Review of The Dragon's Quantum Leap Posted

Amazon.com just posted my five star review of The Dragon's Quantum Leap by Timothy L. Thomas. I'm posting the entire review here because it's the sort of content that I believe should get wide exposure.

The Dragon's Quantum Leap (TDQL) is the third in a trilogy by Timothy L Thomas. A colleague introduced me to all three books, and an expert on the Chinese hacker scene was kind enough to secure a copy of the book. I thank all of them for the extraordinary journey presented in TDQL. Published in 2009, TDQL is an historical review of key publications by Chinese information warfare (IW) theorists and thought leaders, as translated by American translators and the Open Source Center, successor to the former Foreign Broadcast Information Service (FBIS). The author is an analyst with the Foreign Military Studies Office, and is a West Point graduate, a retired Army Lt Col, and a former Foreign Area Officer focusing on the USSR and Russia. TDQL covers Chinese IW thought from 2007-2009, while the earlier books Dragon Bytes (DB) addressed 1995-2003 and Decoding the Virtual Dragon covered 2004-early 2007.

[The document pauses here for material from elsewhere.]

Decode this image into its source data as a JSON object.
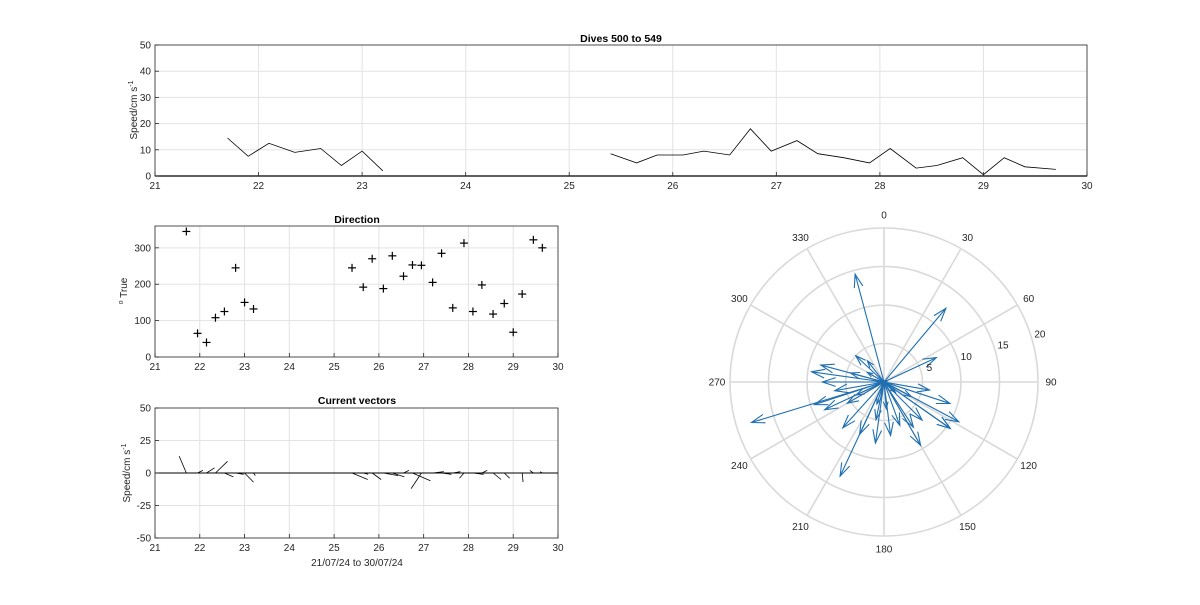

My reviews of DB and DTVD summarized key Chinese IW themes, all of which extend into TDQL. Therefore I'd like to highlight a few aspects of TDQL that should be of interest to Western digital security specialists.

TDQL opens with an analysis of the one book by Chinese IW experts likely to be known to some US military strategists: Unrestricted Warfare (UW), published by Qiao Liang and Wang Xiangsui in 1999. Thomas includes it here because it foreshadows developments in Chinese IW in later years. It was interesting to learn that initially the Chinese government treated the UW authors critically, but later their ideas became popular. UW is filled with gems that cut to the heart of Chinese IW. For example, "the biggest difference between contemporary wars and the wars of the past is that, in contemporary wars, the overt goal and the covert goal are often two different matters" (p 21). "Military threats are already often no longer the major factors affecting national security... these traditional factors are increasingly becoming more intertwined with grabbing resources, contending for markets, controlling capital, trade sanctions, and other economic factors" (pp 21-2).

The authors offer critical insights that the Chinese have operationalized: "Warfare can be military, or it can be quasi-military, or it can be non-military. It can use violence, or it can be nonviolent. It can be a confrontation between professional soldiers, or one between newly emerging forces consisting primarily of ordinary people or experts" (p 28). In an interview about UW, author Qiao called war with the US "inevitable... because China will grow strong only at the cost of consuming much of the world's resources which will put it in direct competition and eventually conflict with the US" (p 30). They also claim "The battlefield is everywhere and war may be conducted in areas where military actions do not dominate" (pp 33-4). This reminds me of the subtitle of James Adams' 1998 book The Next World War: Computers Are the Weapons and the Front Line Is Everywhere.

Another author, PLA Major Peng Hongqi says "the weaker side [in IW] must adhere to the active offense... especially in peacetime" (p 40). Thomas says "Peng seems to imply that it is the RIGHT [author's emphasis] of an inferior force to attack a superior force first" (p 41). Peng advocates concepts like "protracted control" and using civilians, hackers, or other computers to gain plausible deniability. He says "forces begin engagements and reconnaissance before a conflict emerges. Peacetime collection of key information... is vital" (p 42). One should "treat the peacetime struggle for information supremacy as 'a genuine, perpetual, never-ending battle'... gain as much enemy information as possible and keep the enemy from gaining information on one's own side" (p 42). Also, "the only way the inferior side can compete with a powerful enemy is by taking full advantage of peacetime to energetically elevate its material and technological foundation" (p 42).

Deng Yifei provides what might be the "money quote" in TDQL: "In confrontation on the future battlefield, what is scarier than inferior technology is inferior thinking" (p 56). Evidence of China's IW thinking involves their focus on penetrating Western computers. Thomas notes "it is suspected that Chinese reconnaissance performs two functions: to expose an opposing force's military plans and to study the conditions and vulnerabilities that lead to the successful use of Internet attacks" (p 119). These intrusions bring to life this Chinese strategem: "a victorious army first wins and then seeks battle" (p 174). Chinese thinkers also plan to target foreign commanders, even including "a study of hobbies, weaknesses and flaws" (p 121).

Thomas notes Taiwan's reporting on Chinese IW as well. He also includes suggestions made to strengthen Taiwanese IW defense. For example, Lin Chin-ching recommends that "all officers under the rank of lieutenant general would be tested on their knowledge of IW and computer information, and their test results would be taken into consideration when their files are reviewed for promotion" (p 216). I suggest the same for business managers as well as US military leaders.

I strongly recommend reading TDQL and Thomas' other works if you want to better understand Chinese IW history and thinking.